4/11/2016

Fibonacci gets two fillings

Women with power tools and heavy equipment should wear hard hats. The assistant wielded the oral shop vac near my palate, and placed blocks between my jaws way back by my "hangy-down-thang".

Not that I have dental procedure anxiety disorder. It's more of a fear of gagging all over the dental staff. The dentist herself was treading like a military mine removal specialist.
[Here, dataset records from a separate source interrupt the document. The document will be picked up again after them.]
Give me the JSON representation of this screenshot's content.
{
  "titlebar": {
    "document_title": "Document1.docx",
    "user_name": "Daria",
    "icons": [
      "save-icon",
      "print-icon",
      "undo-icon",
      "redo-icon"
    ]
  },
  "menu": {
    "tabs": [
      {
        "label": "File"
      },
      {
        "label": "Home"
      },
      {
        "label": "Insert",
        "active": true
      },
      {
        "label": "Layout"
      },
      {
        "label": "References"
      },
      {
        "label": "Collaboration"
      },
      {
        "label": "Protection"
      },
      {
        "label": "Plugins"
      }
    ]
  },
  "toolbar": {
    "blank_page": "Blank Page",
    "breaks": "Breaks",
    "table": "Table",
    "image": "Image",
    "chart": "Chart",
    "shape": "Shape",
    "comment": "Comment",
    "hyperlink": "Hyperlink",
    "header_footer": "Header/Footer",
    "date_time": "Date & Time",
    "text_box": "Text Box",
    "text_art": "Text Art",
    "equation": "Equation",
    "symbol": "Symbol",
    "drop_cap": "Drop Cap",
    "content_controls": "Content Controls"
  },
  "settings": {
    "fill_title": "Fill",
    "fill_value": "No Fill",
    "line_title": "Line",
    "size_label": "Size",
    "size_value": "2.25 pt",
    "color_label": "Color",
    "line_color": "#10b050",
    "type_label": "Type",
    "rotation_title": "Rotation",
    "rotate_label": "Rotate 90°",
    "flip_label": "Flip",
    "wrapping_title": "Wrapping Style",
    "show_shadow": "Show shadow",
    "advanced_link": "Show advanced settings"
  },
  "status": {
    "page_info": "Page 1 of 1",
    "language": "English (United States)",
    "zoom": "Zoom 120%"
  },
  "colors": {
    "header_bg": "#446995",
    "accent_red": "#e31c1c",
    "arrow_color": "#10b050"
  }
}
For the first hour or so I wondered just what was the engineering/construction term for those boxy things sitting near road construction sites looking like tipped over coffee tables from an ancient giant race of gods. You've seen them, but you might not have really noticed since you didn't have blocks the size of Stonehenge boulders in your mouth when you drove by. My anxiety about gagging was being replaced by engineering vocabulary panic.  My dad would be so disappointed. Dad taught me to solve square roots to make road trips go faster.
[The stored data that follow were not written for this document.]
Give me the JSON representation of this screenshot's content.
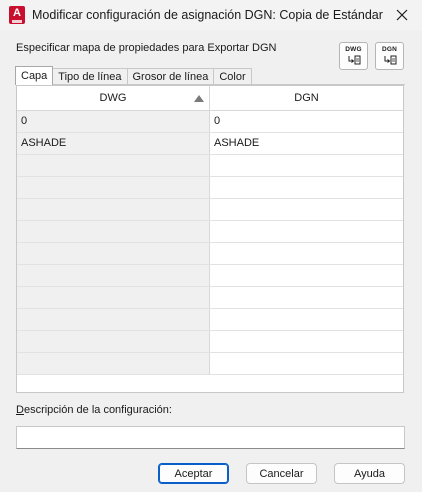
{
  "window": {
    "title": "Modificar configuración de asignación DGN: Copia de Estándar",
    "app_icon_letter": "A"
  },
  "heading": "Especificar mapa de propiedades para Exportar DGN",
  "map_buttons": [
    {
      "label": "DWG",
      "icon": "dwg-to-dgn-mapping-icon"
    },
    {
      "label": "DGN",
      "icon": "dgn-to-dwg-mapping-icon"
    }
  ],
  "tabs": [
    {
      "label": "Capa",
      "active": true
    },
    {
      "label": "Tipo de línea",
      "active": false
    },
    {
      "label": "Grosor de línea",
      "active": false
    },
    {
      "label": "Color",
      "active": false
    }
  ],
  "grid": {
    "columns": [
      "DWG",
      "DGN"
    ],
    "sort_column": "DWG",
    "sort_direction": "ascending",
    "rows": [
      [
        "0",
        "0"
      ],
      [
        "ASHADE",
        "ASHADE"
      ],
      [
        "",
        ""
      ],
      [
        "",
        ""
      ],
      [
        "",
        ""
      ],
      [
        "",
        ""
      ],
      [
        "",
        ""
      ],
      [
        "",
        ""
      ],
      [
        "",
        ""
      ],
      [
        "",
        ""
      ],
      [
        "",
        ""
      ],
      [
        "",
        ""
      ]
    ]
  },
  "description": {
    "label_underlined": "D",
    "label_rest": "escripción de la configuración:",
    "value": ""
  },
  "buttons": {
    "accept": "Aceptar",
    "cancel": "Cancelar",
    "help": "Ayuda"
  },
  "colors": {
    "accent": "#0a5ec7",
    "app_icon": "#c8102e"
  }
}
Second hour it was obviously time for a different distraction technique. Though seriously numbed and blubbery, anxiety was still lurking in my fuzzy brain. And that's when Fibonacci came to the rescue. Zero + 1 is 1. 1 + 1 is 2. 1+2 is 3. 2+3 is 5. 3+5 is 8. 5+8 is 13. 8+13 is 21. 13+21 is 34. 21+34 is 55. 34+55 is 89.  It was getting increasingly difficult to hold onto the thought, but the second dental filling seemed to be going much faster than the first. 55+89  is  is   is, hmmm. Or was it 54? I would have to start over. This is pathetic. This is a gross, 144.  Prime numbers were starting to holler in tiny munchkin voices back behind my ears. The munchkins were wearing sparkly magenta hard hats and safety vests.

"Trench box," cried the munchkins, "shoring box." 144 + 89 was interrupted. "Tap, tap, tap," said the dentist munchkin ... "Grind, grind, side to side." "$194," said the front desk woman.